Übrigens erhälst du keine Fehlermeldungen, weil du dich auf die RecordStoreException beschränkst.
Wie man in der API-Doc http://java.sun.com/javame/reference/apis/jsr118/javax/microedition/rms/RecordStore.html#setRecord(int, byte[], int, int) sieht, kann dabei aber noch anderes schiefgehen...
;-)

Gruß, CNail


----------



## Big Masie (2. Jan 2010)

ah ok so funzt das erstmal, jedoch nich wenn ich das programm neu starte dann läd der das nicht, is das normal, oder liegt das jetzt nur am emulator?

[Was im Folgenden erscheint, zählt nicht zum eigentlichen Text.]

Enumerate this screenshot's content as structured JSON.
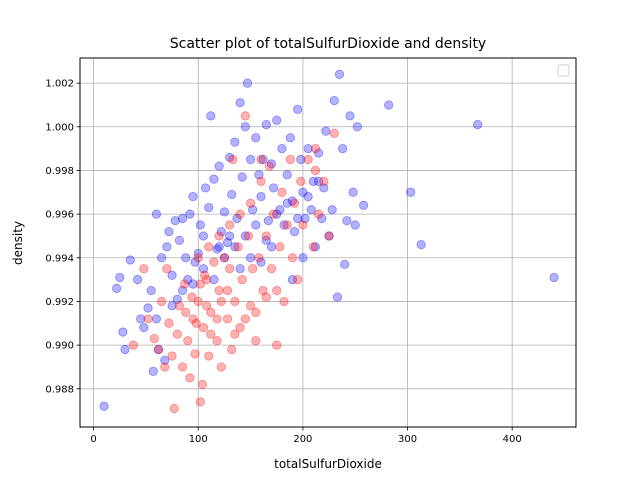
{
  "chart_data": {
    "type": "scatter",
    "title": "Scatter plot of totalSulfurDioxide and density",
    "xlabel": "totalSulfurDioxide",
    "ylabel": "density",
    "xlim": [
      -13,
      461
    ],
    "ylim": [
      0.98625,
      1.00315
    ],
    "xticks": [
      0,
      100,
      200,
      300,
      400
    ],
    "xtick_labels": [
      "0",
      "100",
      "200",
      "300",
      "400"
    ],
    "yticks": [
      0.988,
      0.99,
      0.992,
      0.994,
      0.996,
      0.998,
      1.0,
      1.002
    ],
    "ytick_labels": [
      "0.988",
      "0.990",
      "0.992",
      "0.994",
      "0.996",
      "0.998",
      "1.000",
      "1.002"
    ],
    "grid": true,
    "legend": {
      "location": "top-right",
      "entries": []
    },
    "series": [
      {
        "name": "blue",
        "color": "#0000ff",
        "alpha": 0.3,
        "points": [
          [
            10,
            0.9872
          ],
          [
            22,
            0.9926
          ],
          [
            25,
            0.9931
          ],
          [
            28,
            0.9906
          ],
          [
            30,
            0.9898
          ],
          [
            35,
            0.9939
          ],
          [
            42,
            0.993
          ],
          [
            45,
            0.9912
          ],
          [
            48,
            0.9908
          ],
          [
            52,
            0.9917
          ],
          [
            55,
            0.9925
          ],
          [
            57,
            0.9888
          ],
          [
            60,
            0.996
          ],
          [
            62,
            0.9898
          ],
          [
            65,
            0.994
          ],
          [
            68,
            0.9893
          ],
          [
            70,
            0.9945
          ],
          [
            72,
            0.9952
          ],
          [
            75,
            0.9932
          ],
          [
            78,
            0.9957
          ],
          [
            80,
            0.9921
          ],
          [
            82,
            0.9948
          ],
          [
            85,
            0.9958
          ],
          [
            88,
            0.994
          ],
          [
            90,
            0.993
          ],
          [
            92,
            0.996
          ],
          [
            95,
            0.9968
          ],
          [
            97,
            0.9938
          ],
          [
            100,
            0.9942
          ],
          [
            102,
            0.9955
          ],
          [
            105,
            0.995
          ],
          [
            107,
            0.9972
          ],
          [
            110,
            0.9963
          ],
          [
            112,
            1.0005
          ],
          [
            115,
            0.9976
          ],
          [
            118,
            0.9944
          ],
          [
            120,
            0.9982
          ],
          [
            122,
            0.9952
          ],
          [
            125,
            0.9961
          ],
          [
            128,
            0.9947
          ],
          [
            130,
            0.9986
          ],
          [
            132,
            0.9969
          ],
          [
            135,
            0.9993
          ],
          [
            137,
            0.9958
          ],
          [
            140,
            1.0011
          ],
          [
            142,
            0.9977
          ],
          [
            145,
            1.0
          ],
          [
            147,
            1.002
          ],
          [
            150,
            0.9985
          ],
          [
            152,
            0.9962
          ],
          [
            155,
            0.9995
          ],
          [
            158,
            0.9978
          ],
          [
            160,
            0.9968
          ],
          [
            162,
            0.9985
          ],
          [
            165,
            1.0001
          ],
          [
            167,
            0.9957
          ],
          [
            170,
            0.9983
          ],
          [
            172,
            0.9972
          ],
          [
            175,
            1.0003
          ],
          [
            178,
            0.9962
          ],
          [
            180,
            0.999
          ],
          [
            182,
            0.9955
          ],
          [
            185,
            0.9978
          ],
          [
            188,
            0.9995
          ],
          [
            190,
            0.9966
          ],
          [
            192,
            0.9952
          ],
          [
            195,
            1.0008
          ],
          [
            198,
            0.9985
          ],
          [
            200,
            0.997
          ],
          [
            202,
            0.9958
          ],
          [
            205,
            0.999
          ],
          [
            208,
            0.9962
          ],
          [
            210,
            0.9975
          ],
          [
            212,
            0.9945
          ],
          [
            215,
            0.9988
          ],
          [
            218,
            0.9958
          ],
          [
            220,
            0.9972
          ],
          [
            222,
            0.9998
          ],
          [
            225,
            0.995
          ],
          [
            228,
            0.9962
          ],
          [
            230,
            1.0012
          ],
          [
            233,
            0.9922
          ],
          [
            235,
            1.0024
          ],
          [
            238,
            0.999
          ],
          [
            240,
            0.9937
          ],
          [
            242,
            0.9957
          ],
          [
            245,
            1.0005
          ],
          [
            248,
            0.997
          ],
          [
            250,
            0.9955
          ],
          [
            252,
            1.0
          ],
          [
            258,
            0.9964
          ],
          [
            282,
            1.001
          ],
          [
            303,
            0.997
          ],
          [
            313,
            0.9946
          ],
          [
            367,
            1.0001
          ],
          [
            440,
            0.9931
          ],
          [
            60,
            0.9912
          ],
          [
            75,
            0.9918
          ],
          [
            85,
            0.9925
          ],
          [
            95,
            0.9928
          ],
          [
            105,
            0.9935
          ],
          [
            115,
            0.993
          ],
          [
            125,
            0.994
          ],
          [
            135,
            0.9945
          ],
          [
            145,
            0.995
          ],
          [
            155,
            0.9955
          ],
          [
            165,
            0.9948
          ],
          [
            175,
            0.996
          ],
          [
            185,
            0.9965
          ],
          [
            195,
            0.9958
          ],
          [
            205,
            0.9968
          ],
          [
            215,
            0.9975
          ],
          [
            190,
            0.993
          ],
          [
            200,
            0.994
          ],
          [
            170,
            0.9945
          ],
          [
            160,
            0.9938
          ],
          [
            150,
            0.994
          ],
          [
            140,
            0.9935
          ],
          [
            130,
            0.995
          ],
          [
            120,
            0.9945
          ]
        ]
      },
      {
        "name": "red",
        "color": "#ff0000",
        "alpha": 0.3,
        "points": [
          [
            38,
            0.99
          ],
          [
            48,
            0.9935
          ],
          [
            52,
            0.9912
          ],
          [
            58,
            0.9903
          ],
          [
            62,
            0.9898
          ],
          [
            65,
            0.992
          ],
          [
            68,
            0.989
          ],
          [
            70,
            0.9935
          ],
          [
            72,
            0.991
          ],
          [
            75,
            0.9895
          ],
          [
            77,
            0.9871
          ],
          [
            80,
            0.9905
          ],
          [
            82,
            0.9918
          ],
          [
            85,
            0.989
          ],
          [
            87,
            0.9928
          ],
          [
            90,
            0.9902
          ],
          [
            92,
            0.9885
          ],
          [
            95,
            0.9912
          ],
          [
            97,
            0.9896
          ],
          [
            100,
            0.992
          ],
          [
            102,
            0.9874
          ],
          [
            104,
            0.9882
          ],
          [
            105,
            0.9908
          ],
          [
            108,
            0.993
          ],
          [
            110,
            0.9895
          ],
          [
            112,
            0.9915
          ],
          [
            115,
            0.9938
          ],
          [
            118,
            0.9902
          ],
          [
            120,
            0.9925
          ],
          [
            122,
            0.989
          ],
          [
            125,
            0.994
          ],
          [
            128,
            0.9912
          ],
          [
            130,
            0.9935
          ],
          [
            132,
            0.9898
          ],
          [
            135,
            0.992
          ],
          [
            138,
            0.9945
          ],
          [
            140,
            0.9908
          ],
          [
            142,
            0.993
          ],
          [
            145,
            1.0005
          ],
          [
            148,
            0.995
          ],
          [
            150,
            0.9918
          ],
          [
            152,
            0.9935
          ],
          [
            155,
            0.9902
          ],
          [
            158,
            0.994
          ],
          [
            160,
            0.9975
          ],
          [
            162,
            0.9925
          ],
          [
            165,
            0.995
          ],
          [
            168,
            0.9982
          ],
          [
            170,
            0.9935
          ],
          [
            172,
            0.996
          ],
          [
            175,
            0.99
          ],
          [
            178,
            0.9945
          ],
          [
            180,
            0.997
          ],
          [
            182,
            0.992
          ],
          [
            185,
            0.9955
          ],
          [
            188,
            0.9985
          ],
          [
            190,
            0.994
          ],
          [
            192,
            0.9965
          ],
          [
            195,
            0.993
          ],
          [
            198,
            0.9975
          ],
          [
            200,
            0.9955
          ],
          [
            205,
            0.9985
          ],
          [
            210,
            0.9945
          ],
          [
            212,
            0.999
          ],
          [
            215,
            0.996
          ],
          [
            220,
            0.9975
          ],
          [
            225,
            0.995
          ],
          [
            230,
            0.9997
          ],
          [
            108,
            0.9918
          ],
          [
            112,
            0.9905
          ],
          [
            118,
            0.9912
          ],
          [
            122,
            0.992
          ],
          [
            128,
            0.9925
          ],
          [
            98,
            0.991
          ],
          [
            102,
            0.9928
          ],
          [
            106,
            0.9932
          ],
          [
            94,
            0.9922
          ],
          [
            88,
            0.9915
          ],
          [
            135,
            0.9905
          ],
          [
            145,
            0.9912
          ],
          [
            155,
            0.9915
          ],
          [
            165,
            0.9922
          ],
          [
            175,
            0.9925
          ],
          [
            140,
            0.996
          ],
          [
            150,
            0.9965
          ],
          [
            130,
            0.9955
          ],
          [
            120,
            0.995
          ],
          [
            110,
            0.9945
          ],
          [
            100,
            0.994
          ],
          [
            133,
            0.9985
          ],
          [
            160,
            0.9985
          ],
          [
            212,
            0.998
          ]
        ]
      }
    ]
  }
}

und was mich auch wundert is das dass laut dem Buch ja alles so klappen sollte ich versteh es nicht ... is das Buch einfach falsch oder was?


----------



## CNail187 (3. Jan 2010)

Also bei mir funktioniert es auch nach einem Neustart des Emulators. 
Was genau geht denn nicht? Das Anzeigen des alten Wertes beim Load ohne vorheriges Save?
Hast du eigentlich eine richtige IDE nebst Debugger zur Hand? Damit käme man ja schon ein Stück weiter. Für die J2ME-Entwicklung kann ich Netbeans empfehlen.


----------



## Big Masie (3. Jan 2010)

der zeigt den wert nicht an nach neustart trotz speicherns.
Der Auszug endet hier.